Diptyque de Igor

Diptyque de Igor
Artiste :
Matériaux : Huile
Support : Toile
Format : 120 x 90 cm -- Grand
Style : Figuratif
Prix : 19 000 Dirhams -- 5 000 DH à 20 000 DH
Conversion : 1652.17 €
Référence : Ref.1759 as-td
Mise en relation ?

Source : http://www.maghress.com/fr/lematin/40435

L’artiste-peintre russe, Igor, réside au Maroc depuis novembre 2000. Autodidacte, ses peintures passent par le réalisme, l’impressionnisme, le figuratif, l’abstrait... dans lesquelles est transcrit un amour profond pour le Maroc.Il s’est installé au Maroc grâce à sa femme qu’il avait connue à Moscou, au temps où ils étaient étudiants dans la même Université.

Igor expose actuellement ses récentes créations à l’hôtel Idou Anfa à Casablanca.
Vous êtes un artiste-peintre autodidacte, c’est-à-dire que vous n’avez pas suivi une initiation académique de la peinture. Alors, quand et comment vous avez senti le besoin de peindre?


Avant de tomber dans le professionnalisme dans le domaine des Arts Plastiques, j’étais étudiant à l’Université de Médecine de Moscou(Faculté de Biochimie) pour devenir médecin ou scientifique en fin de mes études. Dans le temps, j’avais des amis d’enfance, artistes que je côtoyais et avec qui je me plaisais beaucoup. Je restais des heures et des heures dans leur atelier à les regarder travailler leurs oeuvres. Ils m’ont appris énormément de techniques sur la peinture, surtout que mes amis avaient déjà fait l’Institut des Beaux Arts. C’est comme ça que j’ai commencé à m’intéresser à la peinture et à peindre moi-même. Alors, j’ai tout laissé tomber pour me consacrer entièrement à la peinture.

Quand vous vous installez au Maroc, est-ce que vous avez eu des difficultés à exposer vos tableaux?
C’est vrai que je n’ai exposé que quelques fois à Casablanca, mais j’ai fait la connaissance du propriétaire de la galerie Sarhane d’encadrement qui achète les tableaux, les encadre, puis les expose pour les revendre.Ce que j’ai aimé chez ce monsieur est l’intérêt qu’il porte à mes tableaux et à mes créations. Je sens que c’est la seule personne qui a vraiment aimé mon travail et qui achète mes tableaux par amour et non pour le commerce seulement. C’est ainsi que j’arrive à gagner ma vie avec la peinture.

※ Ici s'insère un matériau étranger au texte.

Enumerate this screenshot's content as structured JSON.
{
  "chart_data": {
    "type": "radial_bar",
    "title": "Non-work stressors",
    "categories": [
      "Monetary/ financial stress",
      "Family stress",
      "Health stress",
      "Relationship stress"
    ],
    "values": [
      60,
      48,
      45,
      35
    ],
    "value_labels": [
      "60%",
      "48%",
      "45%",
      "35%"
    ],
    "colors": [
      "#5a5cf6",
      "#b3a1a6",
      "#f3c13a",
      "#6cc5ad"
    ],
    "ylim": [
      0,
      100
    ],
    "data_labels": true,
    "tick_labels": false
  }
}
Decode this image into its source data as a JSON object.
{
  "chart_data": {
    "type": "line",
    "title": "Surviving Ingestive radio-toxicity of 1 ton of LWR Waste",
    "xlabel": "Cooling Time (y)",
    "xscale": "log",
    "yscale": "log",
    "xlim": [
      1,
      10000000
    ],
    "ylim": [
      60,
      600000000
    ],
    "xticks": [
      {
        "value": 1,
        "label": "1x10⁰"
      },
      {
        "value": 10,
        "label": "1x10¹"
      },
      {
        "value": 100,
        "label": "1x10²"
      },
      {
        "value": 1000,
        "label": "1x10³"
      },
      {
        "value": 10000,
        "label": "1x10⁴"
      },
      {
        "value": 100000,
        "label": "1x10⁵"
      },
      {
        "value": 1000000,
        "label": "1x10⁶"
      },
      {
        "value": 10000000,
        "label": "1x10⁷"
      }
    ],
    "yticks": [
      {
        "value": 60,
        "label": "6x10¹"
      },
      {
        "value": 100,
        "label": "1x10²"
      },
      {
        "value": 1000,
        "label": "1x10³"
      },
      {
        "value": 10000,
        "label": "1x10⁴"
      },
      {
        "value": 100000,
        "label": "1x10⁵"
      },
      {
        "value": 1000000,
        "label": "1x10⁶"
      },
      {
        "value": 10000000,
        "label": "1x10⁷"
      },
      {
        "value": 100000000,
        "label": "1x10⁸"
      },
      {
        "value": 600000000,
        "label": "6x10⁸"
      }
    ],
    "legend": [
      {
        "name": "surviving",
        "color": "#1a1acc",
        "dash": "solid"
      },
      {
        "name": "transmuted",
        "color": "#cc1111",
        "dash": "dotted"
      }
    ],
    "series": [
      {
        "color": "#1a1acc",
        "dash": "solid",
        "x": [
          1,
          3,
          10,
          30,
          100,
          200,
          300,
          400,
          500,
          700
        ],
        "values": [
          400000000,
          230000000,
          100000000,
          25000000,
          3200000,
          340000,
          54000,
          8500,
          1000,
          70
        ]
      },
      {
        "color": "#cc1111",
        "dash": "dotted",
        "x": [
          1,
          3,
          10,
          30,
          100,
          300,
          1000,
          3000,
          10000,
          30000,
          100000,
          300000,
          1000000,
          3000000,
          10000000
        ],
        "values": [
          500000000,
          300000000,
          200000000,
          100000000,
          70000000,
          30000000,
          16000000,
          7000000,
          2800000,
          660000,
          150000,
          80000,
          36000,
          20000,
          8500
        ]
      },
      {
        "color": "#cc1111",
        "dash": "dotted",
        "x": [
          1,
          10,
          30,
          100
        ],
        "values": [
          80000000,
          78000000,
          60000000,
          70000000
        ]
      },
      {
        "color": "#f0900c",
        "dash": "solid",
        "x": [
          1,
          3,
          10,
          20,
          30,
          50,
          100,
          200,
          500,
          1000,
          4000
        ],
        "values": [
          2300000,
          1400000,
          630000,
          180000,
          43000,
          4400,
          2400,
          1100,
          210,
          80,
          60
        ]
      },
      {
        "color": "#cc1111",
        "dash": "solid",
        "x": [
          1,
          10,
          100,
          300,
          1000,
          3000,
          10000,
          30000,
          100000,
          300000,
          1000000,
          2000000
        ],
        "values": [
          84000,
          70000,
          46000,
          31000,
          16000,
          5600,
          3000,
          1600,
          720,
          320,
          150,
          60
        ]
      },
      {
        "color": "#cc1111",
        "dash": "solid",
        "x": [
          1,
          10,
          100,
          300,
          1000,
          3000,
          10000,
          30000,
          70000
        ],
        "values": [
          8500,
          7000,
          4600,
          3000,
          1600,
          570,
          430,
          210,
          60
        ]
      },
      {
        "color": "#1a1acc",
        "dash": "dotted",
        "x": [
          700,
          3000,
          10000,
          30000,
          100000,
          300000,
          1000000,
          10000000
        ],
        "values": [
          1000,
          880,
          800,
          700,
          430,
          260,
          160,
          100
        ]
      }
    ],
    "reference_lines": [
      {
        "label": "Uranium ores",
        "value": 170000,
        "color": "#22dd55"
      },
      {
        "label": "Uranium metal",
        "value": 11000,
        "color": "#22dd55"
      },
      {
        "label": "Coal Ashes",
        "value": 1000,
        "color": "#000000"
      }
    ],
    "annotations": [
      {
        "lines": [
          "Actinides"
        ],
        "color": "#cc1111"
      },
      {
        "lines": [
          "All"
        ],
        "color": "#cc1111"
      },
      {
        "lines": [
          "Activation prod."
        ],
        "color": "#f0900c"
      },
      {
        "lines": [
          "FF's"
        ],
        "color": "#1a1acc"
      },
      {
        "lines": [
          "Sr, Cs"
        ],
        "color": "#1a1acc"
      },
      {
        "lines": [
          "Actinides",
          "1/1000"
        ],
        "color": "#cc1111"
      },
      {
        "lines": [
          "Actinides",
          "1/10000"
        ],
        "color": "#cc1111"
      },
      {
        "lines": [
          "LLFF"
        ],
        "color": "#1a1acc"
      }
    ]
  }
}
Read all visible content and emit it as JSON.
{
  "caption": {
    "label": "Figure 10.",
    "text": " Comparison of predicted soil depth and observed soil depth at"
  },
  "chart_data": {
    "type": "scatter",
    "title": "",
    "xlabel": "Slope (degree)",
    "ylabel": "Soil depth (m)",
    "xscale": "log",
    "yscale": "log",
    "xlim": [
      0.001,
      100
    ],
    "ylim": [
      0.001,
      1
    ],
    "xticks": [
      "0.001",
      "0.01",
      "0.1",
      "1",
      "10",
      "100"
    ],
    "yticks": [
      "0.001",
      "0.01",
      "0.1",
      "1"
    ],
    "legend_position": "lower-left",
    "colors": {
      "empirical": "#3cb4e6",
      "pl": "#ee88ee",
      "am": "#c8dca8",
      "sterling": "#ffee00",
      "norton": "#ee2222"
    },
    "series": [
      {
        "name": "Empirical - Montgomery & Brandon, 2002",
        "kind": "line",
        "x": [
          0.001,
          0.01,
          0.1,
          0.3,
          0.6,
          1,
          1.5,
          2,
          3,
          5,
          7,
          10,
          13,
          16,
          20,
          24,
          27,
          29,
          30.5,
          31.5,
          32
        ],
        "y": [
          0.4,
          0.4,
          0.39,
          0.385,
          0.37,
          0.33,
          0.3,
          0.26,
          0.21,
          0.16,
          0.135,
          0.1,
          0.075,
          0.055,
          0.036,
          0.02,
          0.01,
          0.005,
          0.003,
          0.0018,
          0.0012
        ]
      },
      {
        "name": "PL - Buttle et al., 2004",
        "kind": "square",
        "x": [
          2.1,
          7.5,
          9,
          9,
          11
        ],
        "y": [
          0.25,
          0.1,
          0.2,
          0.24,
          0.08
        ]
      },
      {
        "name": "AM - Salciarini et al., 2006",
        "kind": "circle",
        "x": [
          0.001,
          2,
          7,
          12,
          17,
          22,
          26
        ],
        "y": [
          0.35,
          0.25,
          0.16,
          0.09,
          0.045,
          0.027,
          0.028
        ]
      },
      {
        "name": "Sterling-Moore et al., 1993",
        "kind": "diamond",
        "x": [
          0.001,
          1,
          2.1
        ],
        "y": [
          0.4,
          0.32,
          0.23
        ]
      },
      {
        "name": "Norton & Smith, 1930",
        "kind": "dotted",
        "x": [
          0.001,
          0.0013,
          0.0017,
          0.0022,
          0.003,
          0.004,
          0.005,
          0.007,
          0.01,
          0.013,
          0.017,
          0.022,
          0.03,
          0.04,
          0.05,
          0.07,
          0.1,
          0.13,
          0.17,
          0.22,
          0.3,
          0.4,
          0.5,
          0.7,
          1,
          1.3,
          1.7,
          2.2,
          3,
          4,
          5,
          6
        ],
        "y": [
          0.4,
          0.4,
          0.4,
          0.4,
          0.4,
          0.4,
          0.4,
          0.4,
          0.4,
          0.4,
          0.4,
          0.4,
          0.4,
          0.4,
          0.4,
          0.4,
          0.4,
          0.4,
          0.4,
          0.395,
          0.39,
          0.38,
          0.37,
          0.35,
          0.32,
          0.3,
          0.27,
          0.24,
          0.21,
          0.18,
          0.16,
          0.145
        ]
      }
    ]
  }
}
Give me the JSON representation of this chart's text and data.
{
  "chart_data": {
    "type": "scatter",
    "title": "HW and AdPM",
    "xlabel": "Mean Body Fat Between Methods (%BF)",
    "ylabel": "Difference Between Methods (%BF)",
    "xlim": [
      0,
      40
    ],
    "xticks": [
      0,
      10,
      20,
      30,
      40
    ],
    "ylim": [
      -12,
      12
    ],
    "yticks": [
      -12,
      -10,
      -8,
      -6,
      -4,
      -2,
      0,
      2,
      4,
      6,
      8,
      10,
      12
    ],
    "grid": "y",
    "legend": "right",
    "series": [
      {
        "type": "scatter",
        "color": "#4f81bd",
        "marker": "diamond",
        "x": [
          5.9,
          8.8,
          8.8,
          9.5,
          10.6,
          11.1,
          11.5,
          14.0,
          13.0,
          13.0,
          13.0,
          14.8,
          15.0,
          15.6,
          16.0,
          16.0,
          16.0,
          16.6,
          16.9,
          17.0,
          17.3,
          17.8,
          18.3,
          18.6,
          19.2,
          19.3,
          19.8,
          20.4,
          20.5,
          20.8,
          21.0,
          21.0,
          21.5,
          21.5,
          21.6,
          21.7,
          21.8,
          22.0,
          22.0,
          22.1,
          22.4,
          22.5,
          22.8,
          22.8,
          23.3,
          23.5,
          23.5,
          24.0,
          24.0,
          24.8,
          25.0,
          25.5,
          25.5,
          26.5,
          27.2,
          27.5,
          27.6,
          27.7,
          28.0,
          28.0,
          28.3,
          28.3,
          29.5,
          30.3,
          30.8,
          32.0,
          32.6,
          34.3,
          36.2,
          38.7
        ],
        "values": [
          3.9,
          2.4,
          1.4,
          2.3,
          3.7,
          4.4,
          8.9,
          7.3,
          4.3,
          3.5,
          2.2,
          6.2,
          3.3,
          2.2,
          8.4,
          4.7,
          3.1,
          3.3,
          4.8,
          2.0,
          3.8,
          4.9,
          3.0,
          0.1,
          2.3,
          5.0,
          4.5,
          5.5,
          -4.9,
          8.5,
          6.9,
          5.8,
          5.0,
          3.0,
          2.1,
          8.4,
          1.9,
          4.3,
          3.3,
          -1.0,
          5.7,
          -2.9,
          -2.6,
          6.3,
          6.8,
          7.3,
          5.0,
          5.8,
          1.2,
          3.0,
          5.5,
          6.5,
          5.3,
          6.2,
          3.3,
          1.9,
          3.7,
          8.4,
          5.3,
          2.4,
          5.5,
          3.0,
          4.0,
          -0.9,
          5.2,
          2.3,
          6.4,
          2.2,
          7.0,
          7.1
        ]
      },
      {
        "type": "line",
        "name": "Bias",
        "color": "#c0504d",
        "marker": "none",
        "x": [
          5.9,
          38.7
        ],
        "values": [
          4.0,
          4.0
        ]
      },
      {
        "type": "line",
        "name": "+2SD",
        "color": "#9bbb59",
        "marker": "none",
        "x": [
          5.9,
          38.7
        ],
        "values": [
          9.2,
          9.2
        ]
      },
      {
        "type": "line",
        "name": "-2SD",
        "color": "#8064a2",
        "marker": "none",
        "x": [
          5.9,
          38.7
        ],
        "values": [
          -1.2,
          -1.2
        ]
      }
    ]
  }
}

Parlez-nous un peu de votre style et de votre démarche dans la peinture?
Par exemple, quand j’ai commencé à peindre, les 10 premiers tableaux étaient tous de mon imaginaire. Après, j’ai pensé à réaliser des compositions à partir de ce que je voyais ou je photographiais de la vie quotidienne.
Donc, je suis passé par le réalisme, l’impressionnisme, le figuratif et l’abstrait.


Ma démarche dans la peinture débute par la recherche de la lumière dans le tableau, puis le positionnement des éléments qui vont le composer et ensuite le choix des couleurs. Mais, je me base beaucoup sur la lumière dans mes travaux.Par exemple, dans cette exposition actuelle, dont les tableaux sont en majorité inspirés du Nord du Maroc(Chaouen et Tétouan), j’ai travaillé d’une manière un peu imaginaire en composant des créations personnelles. Je prends une quantité de photos déjà prises, et de chacune d’elles, je choisi, l’élément qui me plait le plus.

D’une photo, je prends la lumière, de l’autre une petite ruelle et ainsi de suite jusqu’à ce que je termine la composition que je veux obtenir. Dans cette exposition, j’ai eu plus recours à la mémoire. C’est pour cela que je l’ai intitulée : «The World you could jump in»(le monde dans lequel vous pouvez pénétrer).
Est-ce que le Maroc a une certaine influence dans votre travail pictural?


Mes amis de Russie m’ont appris à bien observer les choses, c’est-à-dire avoir l’oeil du peintre.
Quand je suis venu au Maroc, j’observe tout ce qui est autour de moi. C’est ainsi qu’on retrouve le Maroc dans mes tableaux, mais un Maroc différent de celui que peignent les autres peintres marocains, car je suis un étranger et je le vois d’un autre oeil.